Fun-scary experiences could serve as an in-the-moment recalibration of what registers as stressful and even provide a kind of confidence boost. After watching a scary movie or going through a haunted attraction, maybe everything else seems like no big deal in comparison. You rationally understand that the actors in a haunted house aren’t real, but when you suspend your disbelief and allow yourself to become immersed in the experience, the fear certainly can feel real, as does the satisfaction and sense of accomplishment when you make it through. As I experienced myself after all kinds of scary adventures in Japan, Colombia and all over the U.S., confronting a horde of zombies can actually make you feel pretty invincible.
Movies like “Halloween” allow people to tackle the big, existential fears we all have, like why bad things happen without reason, through the protective frame of entertainment. Choosing to do fun, scary activities may also serve as a way to practice being scared, building greater self-knowledge and resilience, similar to rough-and-tumble play. It’s an opportunity to engage with fear on your own terms, in environments where you can push your boundaries, safely. Because you’re not in real danger, and thus not occupied with survival, you can choose to observe your reactions and how your body changes, gaining greater insight to yourself.

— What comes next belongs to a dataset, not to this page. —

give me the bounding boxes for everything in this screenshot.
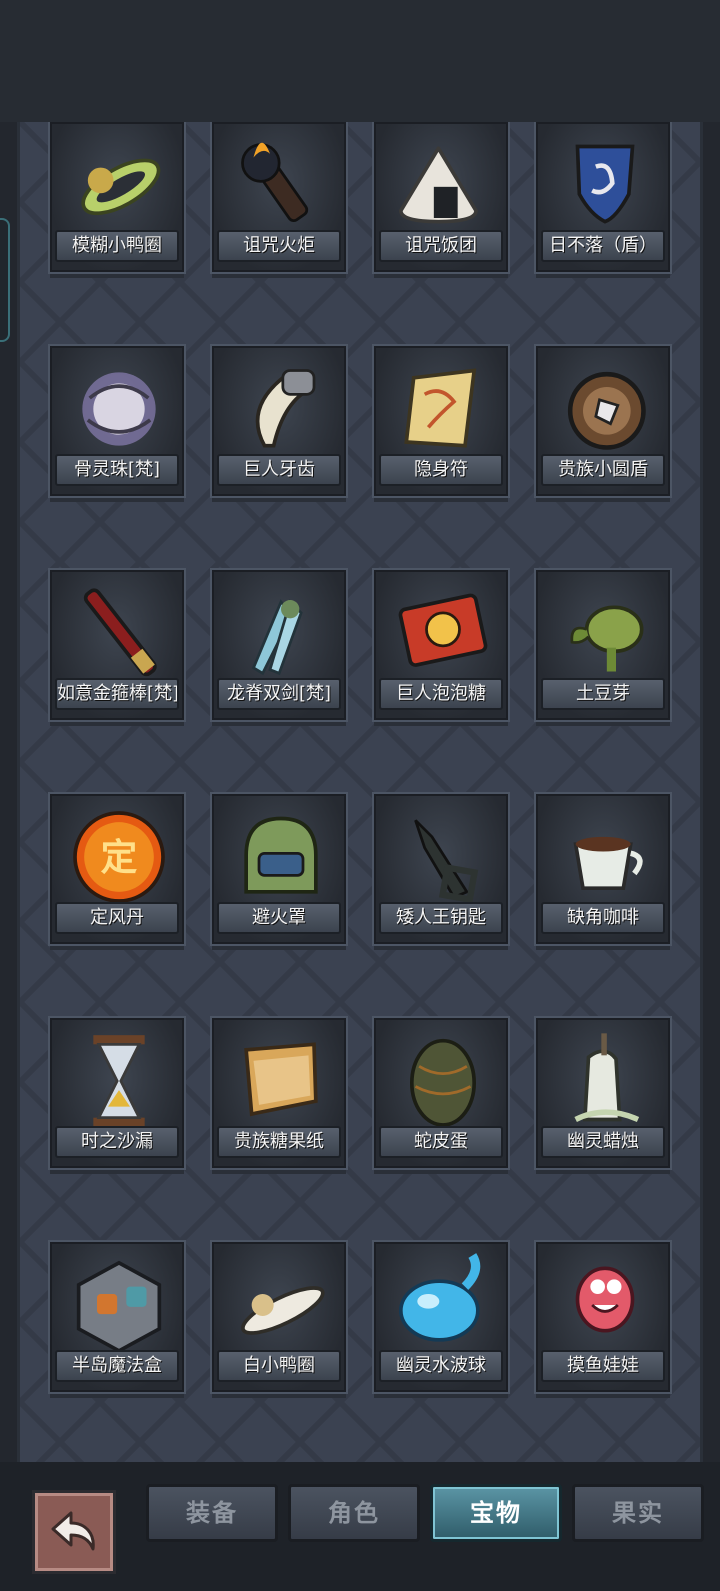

What it takes to be safely scared
While there are countless differences in the nature, content, intensity and overall quality of haunted attractions, horror movies and other forms of scary entertainment, they all share a few critical components that help pave the way for a fun scary time.
First and foremost, you have to make the choice to engage – don’t drag your best friend with you unless she is also on board. But do try to gather some friends when you’re ready. When you engage in activities with other people, even just watching a movie, your own emotional experience is intensified. Doing intense, exciting and thrilling things together can make them more fun and help create rewarding social bonds. Emotions can be contagious, so when you see your friend scream and laugh, you may feel compelled to do the same.

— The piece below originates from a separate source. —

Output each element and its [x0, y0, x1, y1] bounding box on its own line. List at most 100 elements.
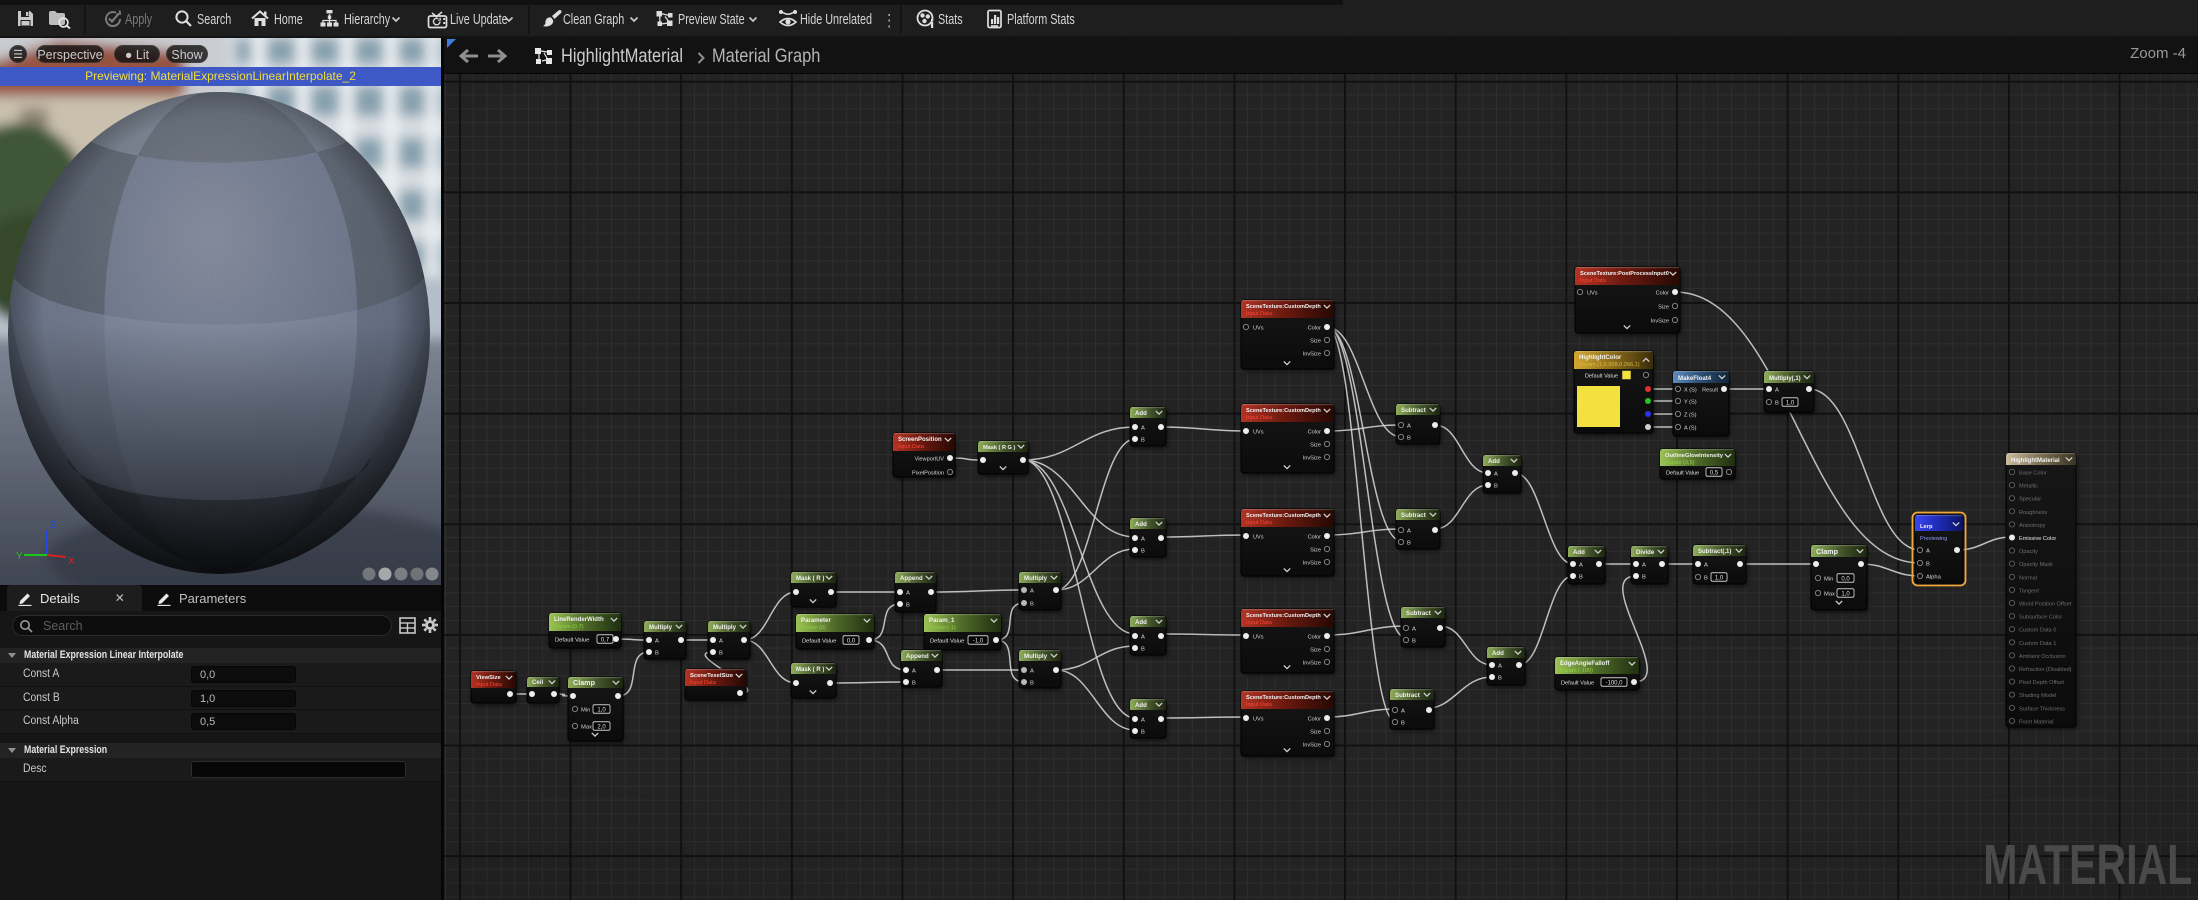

No matter the potential benefits, horror movies and scary entertainment are not for everyone, and that’s OK. While the fight-or-flight response is universal, there are important differences between individuals – for example, in genetic expressions, environment and personal history – that help explain why some loathe and others love thrills and chills.
Regardless of your taste (or distaste) for all things horror or thrill-related, an adventurous and curious mindset can benefit everyone. After all, we’re the descendants of those who were adventurous and curious enough to explore the new and novel, but also quick and smart enough to run or fight when danger appeared. This Halloween, maybe challenge yourself to at least one fun scary experience and prepare to unleash your inner superhero.
Margee Kerr is an Adjunct Professor of Sociology at the University of Pittsburgh. This article was originally featured on The Conversation.